ONLINE CBBM Lecture "Steroids, genes and clocks - genomic control of physiology by glucocorticoids"

by Prof. Henriette Uhlenhaut,

Chair for Metabolic Programming, TUM School of Life Sciences Weihenstephan

& Molecular Endocrinology, Helmholtz Diabetes Center

 

will be held online on Tuesday, October 27, 2020 from 15:00 to 16:00 hours.

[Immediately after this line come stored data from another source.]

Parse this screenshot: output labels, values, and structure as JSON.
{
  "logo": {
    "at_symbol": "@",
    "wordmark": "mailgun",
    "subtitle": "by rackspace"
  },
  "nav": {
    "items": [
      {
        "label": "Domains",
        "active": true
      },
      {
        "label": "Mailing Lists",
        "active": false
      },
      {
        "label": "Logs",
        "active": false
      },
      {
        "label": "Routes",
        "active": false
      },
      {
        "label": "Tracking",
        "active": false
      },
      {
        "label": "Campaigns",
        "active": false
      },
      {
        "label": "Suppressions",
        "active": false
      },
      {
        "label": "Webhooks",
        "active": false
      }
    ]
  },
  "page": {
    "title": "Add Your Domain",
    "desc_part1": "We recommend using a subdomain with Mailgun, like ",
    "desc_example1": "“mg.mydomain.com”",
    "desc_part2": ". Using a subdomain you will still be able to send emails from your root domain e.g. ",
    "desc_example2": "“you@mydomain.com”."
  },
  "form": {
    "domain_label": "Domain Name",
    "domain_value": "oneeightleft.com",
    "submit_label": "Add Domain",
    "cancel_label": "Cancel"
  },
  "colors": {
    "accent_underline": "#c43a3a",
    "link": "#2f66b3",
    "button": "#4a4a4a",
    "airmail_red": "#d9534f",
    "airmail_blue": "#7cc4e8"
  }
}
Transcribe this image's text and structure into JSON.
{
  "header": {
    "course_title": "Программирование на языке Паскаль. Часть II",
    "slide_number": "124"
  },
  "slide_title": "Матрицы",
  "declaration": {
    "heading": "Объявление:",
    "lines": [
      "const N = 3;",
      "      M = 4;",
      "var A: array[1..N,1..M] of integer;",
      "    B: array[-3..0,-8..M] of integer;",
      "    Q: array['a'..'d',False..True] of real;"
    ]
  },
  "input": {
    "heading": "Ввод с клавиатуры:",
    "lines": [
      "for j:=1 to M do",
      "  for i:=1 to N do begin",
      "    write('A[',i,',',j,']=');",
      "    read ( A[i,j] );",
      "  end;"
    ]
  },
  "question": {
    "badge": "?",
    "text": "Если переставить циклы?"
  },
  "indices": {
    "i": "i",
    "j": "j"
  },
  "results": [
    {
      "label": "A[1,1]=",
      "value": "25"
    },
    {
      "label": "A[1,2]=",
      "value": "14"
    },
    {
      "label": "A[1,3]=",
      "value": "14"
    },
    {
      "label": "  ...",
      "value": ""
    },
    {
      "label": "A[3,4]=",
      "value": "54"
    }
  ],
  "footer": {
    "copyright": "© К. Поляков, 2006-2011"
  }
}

Webex-Space: https://uni-luebeck.webex.com/meet/henriette.kirchner

Host: Dr. Henriette Kirchner
Department of Internal Medicine I
University of Lübeck


Abstract

The Glucocorticoid Receptor (GR) is one of the most widely used anti-inflammatory drug targets and one of the most powerful metabolic regulators. It belongs to the nuclear receptor superfamily of ligand-activated transcription factors. GR can both activate and repress its target genes, but the exact mechanisms underlying this transcriptional polarity remain elusive. During recent years, genome-wide studies have revealed that GR function depends on and is modulated by crosstalk with inflammatory and metabolic transcription factors bound to common cis-regulatory elements. The relevance of this chromatin crosstalk for metabolic and immune homeostasis will be discussed.


Biosketch

Henriette Uhlenhaut studied Biotechnology at the Technical University of Braunschweig, Germany, and Applied Biology at Georgia Tech in Atlanta, USA. She graduated with a PhD from the EMBL University of Heidelberg international graduate program in 2007. During that time, she became interested in mechanisms of transcriptional repression important for mammalian homeostasis. That is why nuclear receptors became the focus of her postdoc in the Evans Lab at the Salk Institute in La Jolla, USA and at the Max Delbrueck Center for Molecular Medicine in Berlin.

Since 2013, Prof. Uhlenhaut is a PI at the Helmholtz Diabetes Center in Munich, Germany. She received funding from the DFG Emmy Noether Program and the ERC Starting Grant. From 2018-2019 she was also a professor at the LMU Gene Center. Since 2019, she holds the Chair for Metabolic Programming at the TUM School of Life Sciences. Her contributions to endocrine research have been honored with the Friedmund Neumann Award and the Heinz Maier Leibnitz Prize.